M. de Mollens, impassible sous les insultes, continua à couper d’interruptions la conférence du député, visiblement agacé et furieux.

Mais, comme le marquis recommençait pour la quatrième fois, ce fut un tumulte dans la salle, les assistants se ruèrent sur le petit groupe avec des cris de haine. À grand-peine, M. de Mollens et ses compagnons réussirent à gagner la porte en faisant crânement face aux assaillants, et non sans récolter quelques blessures, heureusement sans gravité.

— Nous avons perdu notre temps, messieurs ! dit Cyprien dont la main était contusionnée par un barreau de chaise.

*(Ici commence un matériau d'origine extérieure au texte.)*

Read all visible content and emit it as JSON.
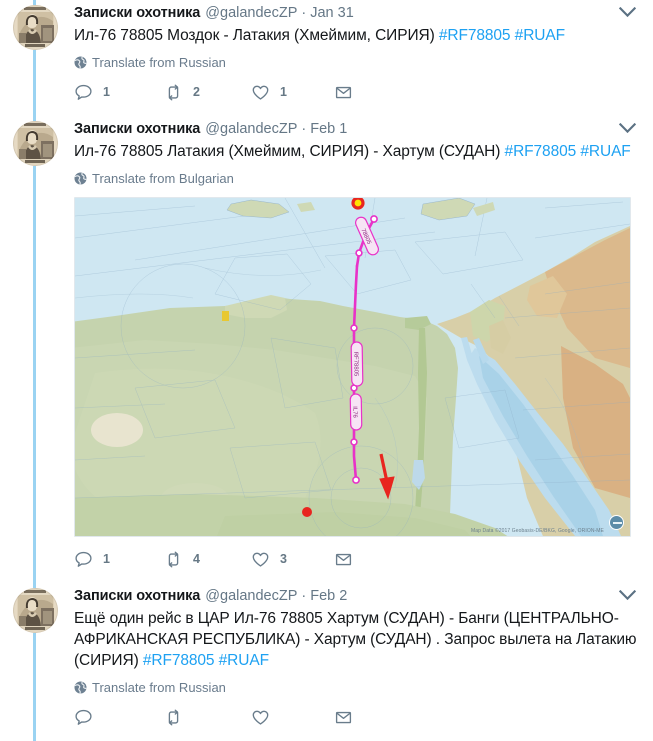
{
  "meta": {
    "accent_blue": "#1da1f2",
    "thread_line_color": "#9ad3f2",
    "muted_text": "#657786",
    "text_color": "#14171a",
    "action_color": "#667885"
  },
  "account": {
    "display_name": "Записки охотника",
    "handle": "@galandecZP",
    "avatar_name": "vintage-sepia-portrait"
  },
  "icons": {
    "caret": "chevron-down-icon",
    "globe": "globe-icon",
    "reply": "reply-icon",
    "retweet": "retweet-icon",
    "like": "heart-icon",
    "dm": "envelope-icon"
  },
  "tweets": [
    {
      "id": "tweet-jan-31",
      "display_name": "Записки охотника",
      "handle": "@galandecZP",
      "separator": "·",
      "timestamp": "Jan 31",
      "text_segments": [
        {
          "kind": "plain",
          "text": "Ил-76 78805   Моздок  -  Латакия  (Хмеймим, СИРИЯ) "
        },
        {
          "kind": "hashtag",
          "text": "#RF78805"
        },
        {
          "kind": "plain",
          "text": " "
        },
        {
          "kind": "hashtag",
          "text": "#RUAF"
        }
      ],
      "translate_label": "Translate from Russian",
      "has_media": false,
      "actions": {
        "reply_count": "1",
        "retweet_count": "2",
        "like_count": "1",
        "dm_count": ""
      }
    },
    {
      "id": "tweet-feb-1",
      "display_name": "Записки охотника",
      "handle": "@galandecZP",
      "separator": "·",
      "timestamp": "Feb 1",
      "text_segments": [
        {
          "kind": "plain",
          "text": "Ил-76 78805   Латакия  (Хмеймим, СИРИЯ)  -  Хартум  (СУДАН) "
        },
        {
          "kind": "hashtag",
          "text": "#RF78805"
        },
        {
          "kind": "plain",
          "text": " "
        },
        {
          "kind": "hashtag",
          "text": "#RUAF"
        }
      ],
      "translate_label": "Translate from Bulgarian",
      "has_media": true,
      "media": {
        "name": "flight-track-map",
        "description": "Flight tracking map showing a magenta route from the eastern Mediterranean coast south across Egypt to Sudan",
        "attribution": "Map Data ©2017 Geobasis-DE/BKG, Google, ORION-ME",
        "origin_marker": {
          "name": "origin-marker",
          "fill": "#ffe200",
          "ring": "#e8251f"
        },
        "destination_marker": {
          "name": "destination-marker",
          "fill": "#e8251f"
        },
        "arrow_marker": {
          "name": "direction-arrow",
          "color": "#e8251f"
        },
        "track_color": "#e832c8",
        "info_button": "map-info-button"
      },
      "actions": {
        "reply_count": "1",
        "retweet_count": "4",
        "like_count": "3",
        "dm_count": ""
      }
    },
    {
      "id": "tweet-feb-2",
      "display_name": "Записки охотника",
      "handle": "@galandecZP",
      "separator": "·",
      "timestamp": "Feb 2",
      "text_segments": [
        {
          "kind": "plain",
          "text": "Ещё один рейс в ЦАР Ил-76 78805   Хартум  (СУДАН)  -  Банги (ЦЕНТРАЛЬНО-АФРИКАНСКАЯ  РЕСПУБЛИКА)  -  Хартум (СУДАН) . Запрос вылета на Латакию (СИРИЯ) "
        },
        {
          "kind": "hashtag",
          "text": "#RF78805"
        },
        {
          "kind": "plain",
          "text": " "
        },
        {
          "kind": "hashtag",
          "text": "#RUAF"
        }
      ],
      "translate_label": "Translate from Russian",
      "has_media": false,
      "actions": {
        "reply_count": "",
        "retweet_count": "",
        "like_count": "",
        "dm_count": ""
      }
    }
  ]
}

M. de Mollens secoua la tête.

— Non, mon ami, on ne perd jamais son temps quand on fait son devoir, celui-ci dût-il nous conduire à l’insuccès. Et, du reste, nous avons au moins obtenu ce résultat de gêner considérablement l’éloquence de cet homme, de détourner quelque peu à notre profit l’attention que lui prêtent d’ordinaire ces malheureux trompés par lui. Allons, mes chers amis, rentrez chez vous. Nous serons peut-être plus heureux une autre fois. Mariey, voulez-vous vous charger de ce petit paquet pour Mlle Césarine ?

— Avec plaisir, monsieur le marquis… Mais, vous êtes blessé ?

Un peu de sang glissait, en effet, sur le front de M. de Mollens.